Stäbler ergänzt das gemeinsame Vorhaben mit den Worten: "Vorausplanungen und die Vorbestimmtheit des Lebens schränken die Freiheit des Menschen allzu oft ein. Beweglichkeit beim Hören und Sehen führen dagegen in aller Regel dazu, offen zu sein, für das, was man nicht kennt. So soll die von uns musikalisch zusammengestellte Konzertreihe mögliche Blockaden bei seinen Zuhörern lösen und Barrieren abbauen helfen. Das zumindest ist unser Ziel." Musik, so Shim weiter, sei aber immer auch ein Beitrag für das Zusammenleben der Menschen, an welchem Ort auch immer. "Deshalb haben wir hier vier gänzlich unterschiedliche Hör-Orte ausgewählt, von denen wir - bis auf einen - alle kennen." Dennoch gingen sie auch dorthin gerne zurück, denn "ein Wiedersehen mit dem Alten, beinhaltet zugleich auch die Chance, Neues sehen zu wollen." (Shim)

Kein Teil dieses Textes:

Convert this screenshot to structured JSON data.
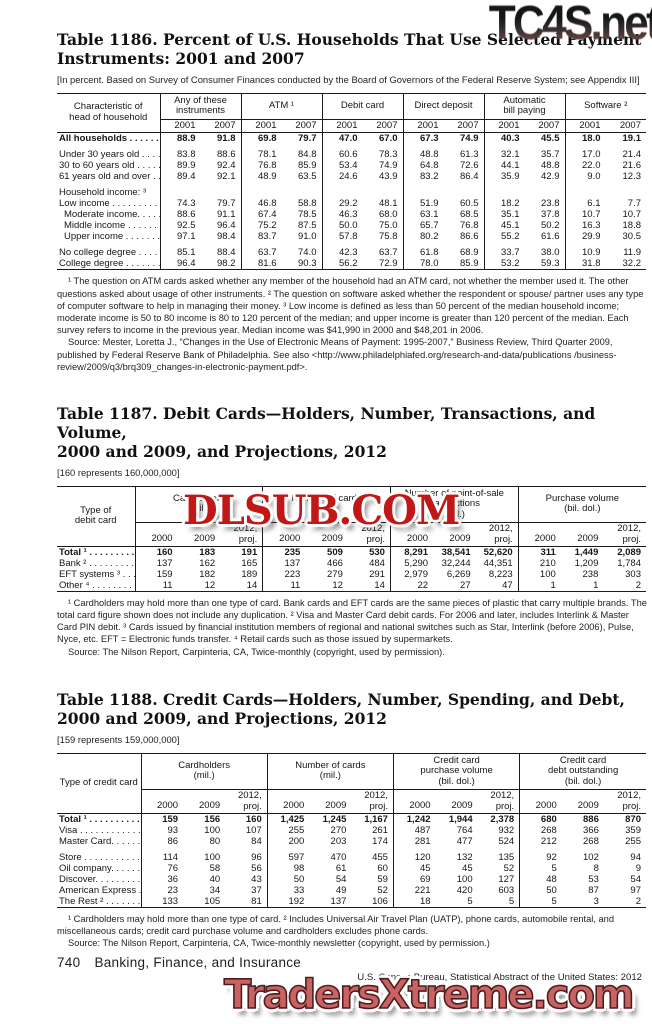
{
  "watermarks": {
    "top_right": "TC4S.net",
    "middle": "DLSUB.COM",
    "bottom": "TradersXtreme.com"
  },
  "footer": {
    "page_number": "740",
    "section_title": "Banking, Finance, and Insurance",
    "source_line": "U.S. Census Bureau, Statistical Abstract of the United States: 2012"
  },
  "table1186": {
    "title": [
      "Table 1186. Percent of U.S. Households That Use Selected Payment",
      "Instruments: 2001 and 2007"
    ],
    "bracket_note": "[In percent. Based on Survey of Consumer Finances conducted by the Board of Governors of the Federal Reserve System; see Appendix III]",
    "stub_header": [
      "Characteristic of",
      "head of household"
    ],
    "groups": [
      {
        "label": [
          "Any of these",
          "instruments"
        ],
        "years": [
          "2001",
          "2007"
        ]
      },
      {
        "label": [
          "ATM ¹"
        ],
        "years": [
          "2001",
          "2007"
        ]
      },
      {
        "label": [
          "Debit card"
        ],
        "years": [
          "2001",
          "2007"
        ]
      },
      {
        "label": [
          "Direct deposit"
        ],
        "years": [
          "2001",
          "2007"
        ]
      },
      {
        "label": [
          "Automatic",
          "bill paying"
        ],
        "years": [
          "2001",
          "2007"
        ]
      },
      {
        "label": [
          "Software ²"
        ],
        "years": [
          "2001",
          "2007"
        ]
      }
    ],
    "rows": [
      {
        "label": "All households . . . . . . .",
        "bold": true,
        "values": [
          "88.9",
          "91.8",
          "69.8",
          "79.7",
          "47.0",
          "67.0",
          "67.3",
          "74.9",
          "40.3",
          "45.5",
          "18.0",
          "19.1"
        ]
      },
      {
        "spacer": true
      },
      {
        "label": "Under 30 years old  . . . . . .",
        "values": [
          "83.8",
          "88.6",
          "78.1",
          "84.8",
          "60.6",
          "78.3",
          "48.8",
          "61.3",
          "32.1",
          "35.7",
          "17.0",
          "21.4"
        ]
      },
      {
        "label": "30 to 60 years old . . . . . . .",
        "values": [
          "89.9",
          "92.4",
          "76.8",
          "85.9",
          "53.4",
          "74.9",
          "64.8",
          "72.6",
          "44.1",
          "48.8",
          "22.0",
          "21.6"
        ]
      },
      {
        "label": "61 years old and over  . . . .",
        "values": [
          "89.4",
          "92.1",
          "48.9",
          "63.5",
          "24.6",
          "43.9",
          "83.2",
          "86.4",
          "35.9",
          "42.9",
          "9.0",
          "12.3"
        ]
      },
      {
        "spacer": true
      },
      {
        "label": "Household income: ³",
        "values": []
      },
      {
        "label": "Low income . . . . . . . . . . . .",
        "values": [
          "74.3",
          "79.7",
          "46.8",
          "58.8",
          "29.2",
          "48.1",
          "51.9",
          "60.5",
          "18.2",
          "23.8",
          "6.1",
          "7.7"
        ]
      },
      {
        "label": "Moderate income. . . . . . .",
        "indent": true,
        "values": [
          "88.6",
          "91.1",
          "67.4",
          "78.5",
          "46.3",
          "68.0",
          "63.1",
          "68.5",
          "35.1",
          "37.8",
          "10.7",
          "10.7"
        ]
      },
      {
        "label": "Middle income . . . . . . . . .",
        "indent": true,
        "values": [
          "92.5",
          "96.4",
          "75.2",
          "87.5",
          "50.0",
          "75.0",
          "65.7",
          "76.8",
          "45.1",
          "50.2",
          "16.3",
          "18.8"
        ]
      },
      {
        "label": "Upper income  . . . . . . . . .",
        "indent": true,
        "values": [
          "97.1",
          "98.4",
          "83.7",
          "91.0",
          "57.8",
          "75.8",
          "80.2",
          "86.6",
          "55.2",
          "61.6",
          "29.9",
          "30.5"
        ]
      },
      {
        "spacer": true
      },
      {
        "label": "No college degree . . . . . . .",
        "values": [
          "85.1",
          "88.4",
          "63.7",
          "74.0",
          "42.3",
          "63.7",
          "61.8",
          "68.9",
          "33.7",
          "38.0",
          "10.9",
          "11.9"
        ]
      },
      {
        "label": "College degree  . . . . . . . . .",
        "values": [
          "96.4",
          "98.2",
          "81.6",
          "90.3",
          "56.2",
          "72.9",
          "78.0",
          "85.9",
          "53.2",
          "59.3",
          "31.8",
          "32.2"
        ]
      }
    ],
    "footnotes": [
      "¹ The question on ATM cards asked whether any member of the household had an ATM card, not whether the member used it. The other questions asked about usage of other instruments. ² The question on software asked whether the respondent or spouse/ partner uses any type of computer software to help in managing their money. ³ Low income is defined as less than 50 percent of the median household income; moderate income is 50 to 80 income is 80 to 120 percent of the median; and upper income is greater than 120 percent of the median.  Each survey refers to income in the previous year. Median income was $41,990 in 2000 and $48,201 in 2006.",
      "Source: Mester, Loretta J., “Changes in the Use of Electronic Means of Payment: 1995-2007,” Business Review, Third Quarter 2009, published by Federal Reserve Bank of Philadelphia. See also <http://www.philadelphiafed.org/research-and-data/publications /business-review/2009/q3/brq309_changes-in-electronic-payment.pdf>."
    ]
  },
  "table1187": {
    "title": [
      "Table 1187. Debit Cards—Holders, Number, Transactions, and Volume,",
      "2000 and 2009, and Projections, 2012"
    ],
    "bracket_note": "[160 represents 160,000,000]",
    "stub_header": [
      "Type of",
      "debit card"
    ],
    "groups": [
      {
        "label": [
          "Cardholders",
          "(mil.)"
        ]
      },
      {
        "label": [
          "Number of cards",
          "(mil.)"
        ]
      },
      {
        "label": [
          "Number of point-of-sale",
          "transactions",
          "(mil.)"
        ]
      },
      {
        "label": [
          "Purchase volume",
          "(bil. dol.)"
        ]
      }
    ],
    "sub_years": [
      "2000",
      "2009"
    ],
    "proj_header": [
      "2012,",
      "proj."
    ],
    "rows": [
      {
        "label": "Total ¹  . . . . . . . . . .",
        "bold": true,
        "values": [
          "160",
          "183",
          "191",
          "235",
          "509",
          "530",
          "8,291",
          "38,541",
          "52,620",
          "311",
          "1,449",
          "2,089"
        ]
      },
      {
        "label": "Bank ² . . . . . . . . . . .",
        "values": [
          "137",
          "162",
          "165",
          "137",
          "466",
          "484",
          "5,290",
          "32,244",
          "44,351",
          "210",
          "1,209",
          "1,784"
        ]
      },
      {
        "label": "EFT systems ³ . . . . .",
        "values": [
          "159",
          "182",
          "189",
          "223",
          "279",
          "291",
          "2,979",
          "6,269",
          "8,223",
          "100",
          "238",
          "303"
        ]
      },
      {
        "label": "Other ⁴ . . . . . . . . . . .",
        "values": [
          "11",
          "12",
          "14",
          "11",
          "12",
          "14",
          "22",
          "27",
          "47",
          "1",
          "1",
          "2"
        ]
      }
    ],
    "footnotes": [
      "¹ Cardholders may hold more than one type of card. Bank cards and EFT cards are the same pieces of plastic that carry multiple brands. The total card figure shown does not include any duplication. ² Visa and Master Card debit cards. For 2006 and later, includes Interlink & Master Card PIN debit. ³ Cards issued by financial institution members of regional and national switches such as Star, Interlink (before 2006), Pulse, Nyce, etc. EFT = Electronic funds transfer. ⁴ Retail cards such as those issued by supermarkets.",
      "Source: The Nilson Report, Carpinteria, CA, Twice-monthly (copyright, used by permission)."
    ]
  },
  "table1188": {
    "title": [
      "Table 1188. Credit Cards—Holders, Number, Spending, and Debt,",
      "2000 and 2009, and Projections, 2012"
    ],
    "bracket_note": "[159 represents 159,000,000]",
    "stub_header": [
      "Type of credit card"
    ],
    "groups": [
      {
        "label": [
          "Cardholders",
          "(mil.)"
        ]
      },
      {
        "label": [
          "Number of cards",
          "(mil.)"
        ]
      },
      {
        "label": [
          "Credit card",
          "purchase volume",
          "(bil. dol.)"
        ]
      },
      {
        "label": [
          "Credit card",
          "debt outstanding",
          "(bil. dol.)"
        ]
      }
    ],
    "sub_years": [
      "2000",
      "2009"
    ],
    "proj_header": [
      "2012,",
      "proj."
    ],
    "rows": [
      {
        "label": "Total ¹ . . . . . . . . . . .",
        "bold": true,
        "values": [
          "159",
          "156",
          "160",
          "1,425",
          "1,245",
          "1,167",
          "1,242",
          "1,944",
          "2,378",
          "680",
          "886",
          "870"
        ]
      },
      {
        "label": "Visa . . . . . . . . . . . . . .",
        "values": [
          "93",
          "100",
          "107",
          "255",
          "270",
          "261",
          "487",
          "764",
          "932",
          "268",
          "366",
          "359"
        ]
      },
      {
        "label": "Master Card. . . . . . . .",
        "values": [
          "86",
          "80",
          "84",
          "200",
          "203",
          "174",
          "281",
          "477",
          "524",
          "212",
          "268",
          "255"
        ]
      },
      {
        "spacer": true
      },
      {
        "label": "Store . . . . . . . . . . . . .",
        "values": [
          "114",
          "100",
          "96",
          "597",
          "470",
          "455",
          "120",
          "132",
          "135",
          "92",
          "102",
          "94"
        ]
      },
      {
        "label": "Oil company. . . . . . . .",
        "values": [
          "76",
          "58",
          "56",
          "98",
          "61",
          "60",
          "45",
          "45",
          "52",
          "5",
          "8",
          "9"
        ]
      },
      {
        "label": "Discover. . . . . . . . . . .",
        "values": [
          "36",
          "40",
          "43",
          "50",
          "54",
          "59",
          "69",
          "100",
          "127",
          "48",
          "53",
          "54"
        ]
      },
      {
        "label": "American Express . . .",
        "values": [
          "23",
          "34",
          "37",
          "33",
          "49",
          "52",
          "221",
          "420",
          "603",
          "50",
          "87",
          "97"
        ]
      },
      {
        "label": "The Rest ² . . . . . . . . .",
        "values": [
          "133",
          "105",
          "81",
          "192",
          "137",
          "106",
          "18",
          "5",
          "5",
          "5",
          "3",
          "2"
        ]
      }
    ],
    "footnotes": [
      "¹ Cardholders may hold more than one type of card. ² Includes Universal Air Travel Plan (UATP), phone cards, automobile rental, and miscellaneous cards; credit card purchase volume and cardholders excludes phone cards.",
      "Source: The Nilson Report, Carpinteria, CA, Twice-monthly newsletter (copyright, used by permission.)"
    ]
  }
}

In Kooperation mit EarPort Duisburg, der Kunstsammlung NRW K20, der Duisburger Kulturkirche Liebfrauen, dem Museum Goch und Odapark in Venray gestalten die beiden Performance-Künstler und Komponisten zusammen mit dem siebenköpfigen niederländischen Performance-Ensemble "Lunatree" aus Amsterdam und dem aus 18 Vocalisten bestehenden "Bach Ensemble Niederrhein" ein vielschichtiges, eine gute Stunde dauerndes Programm, das - abgestimmt auf den jeweiligen Ort - für das Streben nach Neuem und Innovativem steht. Dem Publikum sollen sich dabei nach dem Willen der Veranstalter außergewöhnliche Einblicke in Tendenzen audiovisueller Performance-Musik beidseits der Grenzen eröffnen. Doch nicht nur kompositorische Neuheiten aus diesem und dem vergangenen Jahrhundert werden zu hören sein, sondern auch Musik von gestern, die seinerzeit, wie bei Robert Schumann ("Frühlingsfahrt" und "Rosmarin" für Chor), eine Musik des Aufbruchs, und bei Johannes Brahms ("Wollust" und "Fragen" für Chor), eine der Emotionen, war. Vieles davon hat experimentellen, improvisierten und interaktiven Charakter in Darbietung und Vermittlung. So wird Stäbler bei seiner Komposition "Ausriss. Hymne für ein anderes Land" von 2015 einen Textauszug aus Heiner Müllers 1970 geschriebenen Theaterstück "Mauser" sprechen und das Publikum dabei zugleich einbeziehen. Hierbei handelt es sich um eine harte, hämmernde, stark verdichtete Sprache im frei gehandhabten jambischen Versrhythmus. Die leitmotivisch verwendeten rhetorisch-poetischen Sprachfiguren kehren immer wieder die zentrale Metapher des Gedichts hervor mit dem inhaltlichen Ziel, Unterdrückung zu beseitigen: "Das Gras noch müssen wir ausreißen, damit es grün bleibt."